Bundesgerichtshof
Beschl. v. 07.04.1995, Az.: 4 StR 146/95
Gefährlichkeitsprognose; Situationsangepaßtes Handeln; Vorstrafen
Bibliographie
- Gericht
- BGH
- Datum
- 07.04.1995
- Aktenzeichen
- 4 StR 146/95
- Entscheidungsform
- Beschluss
- Referenz
- WKRS 1995, 12365
- Entscheidungsname
- [keine Angabe]
- ECLI
- [keine Angabe]
Rechtsgrundlage
Redaktioneller Leitsatz
War das Verhalten des Angeklagten bei der Tatausführung an die Situation angepaßt, so muß in die Gefählichkeitsprognose das Fehlen von Vorstrafen und die seit der Tat vergangene Zeit miteinbezogen werden.
Gründe
Das Landgericht hat den Angeklagten vom Vorwurf des sexuellen Mißbrauchs eines Kindes in Tateinheit mit sexueller Nötigung und Körperverletzung wegen Schuldunfähigkeit freigesprochen und seine Unterbringung in einem psychiatrischen Krankenhaus angeordnet. Mit seiner Revision rügt der Angeklagte die Verletzung sachlichen Rechts.

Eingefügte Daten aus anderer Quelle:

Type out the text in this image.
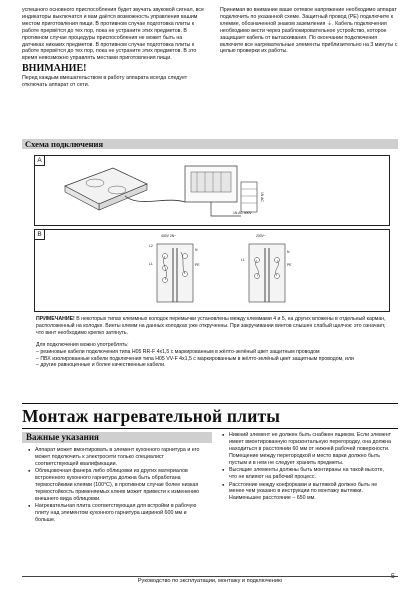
успешного основного приспособления будет звучать звуковой сигнал, все индикаторы выключатся и вам даётся возможность управления вашим местом приготовления пищи. В противном случае подготовка плиты к работе прервётся до тех пор, пока не устраните этих предметов. В противном случае процедуры приспособления не может быть на датчиках никаких предметов. В противном случае подготовка плиты к работе прервётся до тех пор, пока не устраните этих предметов. В это время невозможно управлять местами приготовления пищи.

ВНИМАНИЕ!

Перед каждым вмешательством в работу аппарата всегда следует отключать аппарат от сети.

Принимая во внимание ваше сетевое напряжение необходимо аппарат подключить по указанной схеме. Защитный провод (PE) подключите к клемме, обозначенной знаком заземления ⏚. Кабель подключения необходимо вести через разблокировательное устройство, которое защищает кабель от вытаскивания. По окончании подключения включите все нагревательные элементы приблизительно на 3 минуты с целью проверки их работы.

Схема подключения
A
1N AC 400V
1N AC
B	400V 2N~
L2
L1
N
PE
230V~
L1
N
PE

ПРИМЕЧАНИЕ! В некоторых типах клеммных колодок перемычки установлены между клеммами 4 и 5, на других вложены в отдельный карман, расположенный на колодке. Винты клемм на данных колодках уже открученны. При закручивании винтов слышен слабый щелчок: это означает, что винт необходимо крепко затянуть.

Для подключения можно употреблять:

– резиновые кабели подключения типа H05 RR-F 4x1,5 с маркированным в жёлто-зелёный цвет защитным проводом

– ПВХ изолированные кабели подключения типа H05 VV-F 4x1,5 с маркированным в жёлто-зелёный цвет защитным проводом, или

– другие равноценные и более качественные кабели.

Монтаж нагревательной плиты
Важные указания
● Аппарат может вмонтировать в элемент кухонного гарнитура и его может подключить к электросети только специалист соответствующей квалификации.
● Облицовочная фанера либо облицовки из других материалов встроенного кухонного гарнитура должна быть обработана термостойкими клеями (100°C), в противном случае более низкая термостойкость применяемых клеев может привести к изменению внешнего вида облицовки.
● Нагревательная плита соответствующая для встройки в рабочую плиту над элементом кухонного гарнитура шириной 600 мм и больше.
● Нижний элемент не должен быть снабжен ящиком. Если элемент имеет вмонтированную горизонтальную перегородку, она должна находиться в расстоянии 60 мм от нижней рабочей поверхности. Помещение между перегородкой и место варки должно быть пустым и в нем не следует хранить предметы.
● Высящие элементы должны быть монтираны на такой высоте, что не влияют на рабочий процесс.
● Расстояние между конфорками и вытяжкой должно быть не менее чем указано в инструкции по монтажу вытяжки. Наименьшее расстояние – 650 мм.
Руководство по эксплуатации, монтажу и подключению
5
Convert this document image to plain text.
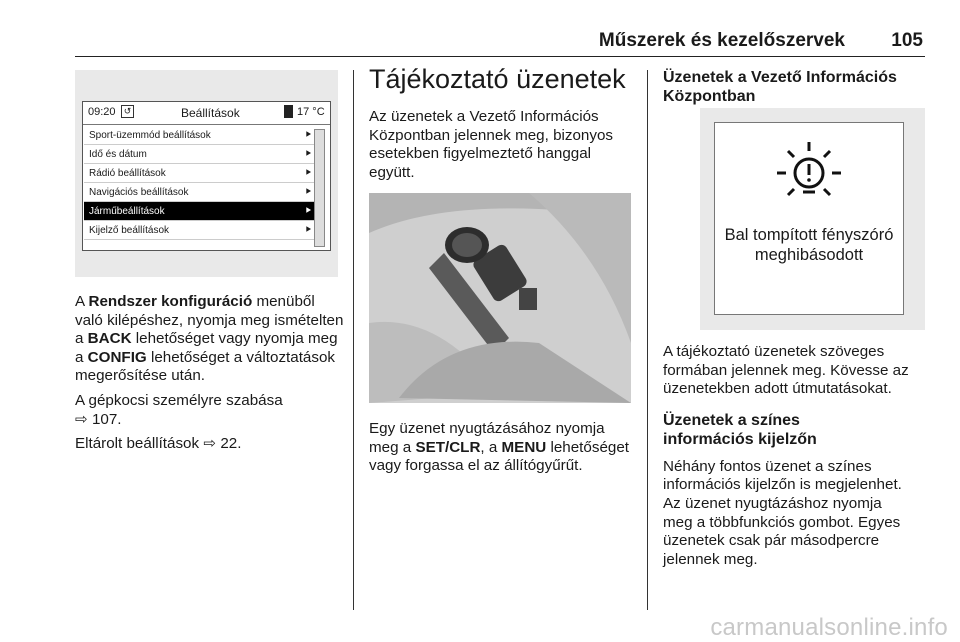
Műszerek és kezelőszervek 105
09:20 ↺	Beállítások	17 °C
Sport-üzemmód beállítások	⯈
Idő és dátum	⯈
Rádió beállítások	⯈
Navigációs beállítások	⯈
Járműbeállítások	⯈
Kijelző beállítások	⯈

A Rendszer konfiguráció menüből való kilépéshez, nyomja meg ismételten a BACK lehetőséget vagy nyomja meg a CONFIG lehetőséget a változtatások megerősítése után.

A gépkocsi személyre szabása
⇨ 107.

Eltárolt beállítások ⇨ 22.

Tájékoztató üzenetek

Az üzenetek a Vezető Információs Központban jelennek meg, bizonyos esetekben figyelmeztető hanggal együtt.

Egy üzenet nyugtázásához nyomja meg a SET/CLR, a MENU lehetőséget vagy forgassa el az állítógyűrűt.

Üzenetek a Vezető Információs Központban
Bal tompított fényszóró meghibásodott

A tájékoztató üzenetek szöveges formában jelennek meg. Kövesse az üzenetekben adott útmutatásokat.

Üzenetek a színes információs kijelzőn

Néhány fontos üzenet a színes információs kijelzőn is megjelenhet. Az üzenet nyugtázáshoz nyomja meg a többfunkciós gombot. Egyes üzenetek csak pár másodpercre jelennek meg.

carmanualsonline.info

Das Rechtsmittel führt zur Aufhebung des Maßregelausspruchs.
Das Landgericht stützt die Annahme, der Angeklagte werde auch in Zukunft erhebliche rechtswidrige Taten im Sinne des § 63 StGB begehen und deshalb für die Allgemeinheit gefährlich sein, im wesentlichen auf das Gutachten des psychiatrischen Sachverständigen. Danach leidet der Angeklagte an einer chronischen schizophrenen Psychose, die sich in "den Realitätskontakt unterbrechenden Störungen der Bedeutungsfunktion des Erlebens" äußere; dies führe zu einer völligen Unberechenbarkeit des Erkrankten. Wie die vorliegende Tat zeige, "sei auch die Sexualität des Angeklagten in seinen psychotischen Erlebnisumbruch einbezogen, so daß entsprechende Schlußfolgerungen auf die Deliktsnatur der zu erwartenden Straftaten zu ziehen seien".

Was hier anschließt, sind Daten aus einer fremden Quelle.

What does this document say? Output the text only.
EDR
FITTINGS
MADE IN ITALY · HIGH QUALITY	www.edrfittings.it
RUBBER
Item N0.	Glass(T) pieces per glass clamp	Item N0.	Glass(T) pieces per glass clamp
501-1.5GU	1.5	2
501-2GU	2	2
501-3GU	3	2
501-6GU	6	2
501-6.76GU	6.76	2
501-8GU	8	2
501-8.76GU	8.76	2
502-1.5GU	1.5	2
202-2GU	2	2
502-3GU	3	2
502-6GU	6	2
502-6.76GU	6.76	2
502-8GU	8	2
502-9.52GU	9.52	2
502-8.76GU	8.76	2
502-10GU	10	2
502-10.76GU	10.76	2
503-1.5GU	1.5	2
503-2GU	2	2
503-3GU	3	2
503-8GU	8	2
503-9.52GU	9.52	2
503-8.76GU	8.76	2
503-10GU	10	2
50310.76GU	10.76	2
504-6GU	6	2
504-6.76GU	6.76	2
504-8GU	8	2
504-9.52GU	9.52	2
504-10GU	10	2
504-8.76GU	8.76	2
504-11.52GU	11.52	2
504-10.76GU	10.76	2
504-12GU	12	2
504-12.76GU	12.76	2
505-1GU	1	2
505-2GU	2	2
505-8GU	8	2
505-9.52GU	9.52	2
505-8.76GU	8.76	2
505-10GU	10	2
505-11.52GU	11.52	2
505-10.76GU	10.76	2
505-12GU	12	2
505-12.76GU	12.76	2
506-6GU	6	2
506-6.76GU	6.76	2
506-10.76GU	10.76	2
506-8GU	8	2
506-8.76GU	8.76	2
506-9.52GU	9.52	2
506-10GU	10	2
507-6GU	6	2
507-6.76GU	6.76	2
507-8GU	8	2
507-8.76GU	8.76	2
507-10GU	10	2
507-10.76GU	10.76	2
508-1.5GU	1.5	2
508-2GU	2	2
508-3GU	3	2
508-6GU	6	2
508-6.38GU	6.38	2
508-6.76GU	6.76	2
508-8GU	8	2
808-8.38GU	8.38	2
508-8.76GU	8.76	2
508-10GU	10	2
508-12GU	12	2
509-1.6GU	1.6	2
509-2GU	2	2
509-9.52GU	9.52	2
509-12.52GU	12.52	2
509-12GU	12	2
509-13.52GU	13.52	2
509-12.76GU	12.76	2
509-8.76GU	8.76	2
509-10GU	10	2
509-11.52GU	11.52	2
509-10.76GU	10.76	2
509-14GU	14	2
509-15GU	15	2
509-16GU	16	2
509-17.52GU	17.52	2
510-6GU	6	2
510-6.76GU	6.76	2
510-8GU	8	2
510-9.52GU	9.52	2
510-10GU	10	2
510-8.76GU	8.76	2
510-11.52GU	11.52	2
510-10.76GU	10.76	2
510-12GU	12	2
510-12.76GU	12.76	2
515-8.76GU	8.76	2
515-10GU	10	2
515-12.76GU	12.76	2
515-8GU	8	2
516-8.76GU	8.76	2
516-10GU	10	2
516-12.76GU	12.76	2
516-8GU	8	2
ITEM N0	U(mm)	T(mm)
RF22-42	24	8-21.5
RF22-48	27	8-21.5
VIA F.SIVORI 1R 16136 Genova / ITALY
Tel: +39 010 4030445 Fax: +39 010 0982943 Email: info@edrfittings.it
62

Diese Wertung findet in den Feststellungen zur Tat keine hinreichende Stütze. Danach hat sich der Angeklagte bei der Verfolgung seiner sexuellen Ziele weitgehend situationsangepaßt verhalten. Auch die von der Strafkammer weiter geschilderten, nur in einem Fall sexualbetonten Verhaltensweisen des Angeklagten gegenüber dem geschädigten Kind sind wenig geeignet, eine völlige Unberechenbarkeit des Angeklagten und eine daraus abgeleitete Wiederholungsgefahr zu belegen. Die Gefährlichkeitsprognose darf deshalb nicht - wie dies in Ausnahmefällen in Betracht kommen mag - allein aufgrund der abgeurteilten Tat erfolgen, sondern sie muß aufgrund einer eingehenden Gesamtwürdigung unter Einbeziehung des bisherigen Werdegangs des Angeklagten gestellt werden. Daran fehlt es hier.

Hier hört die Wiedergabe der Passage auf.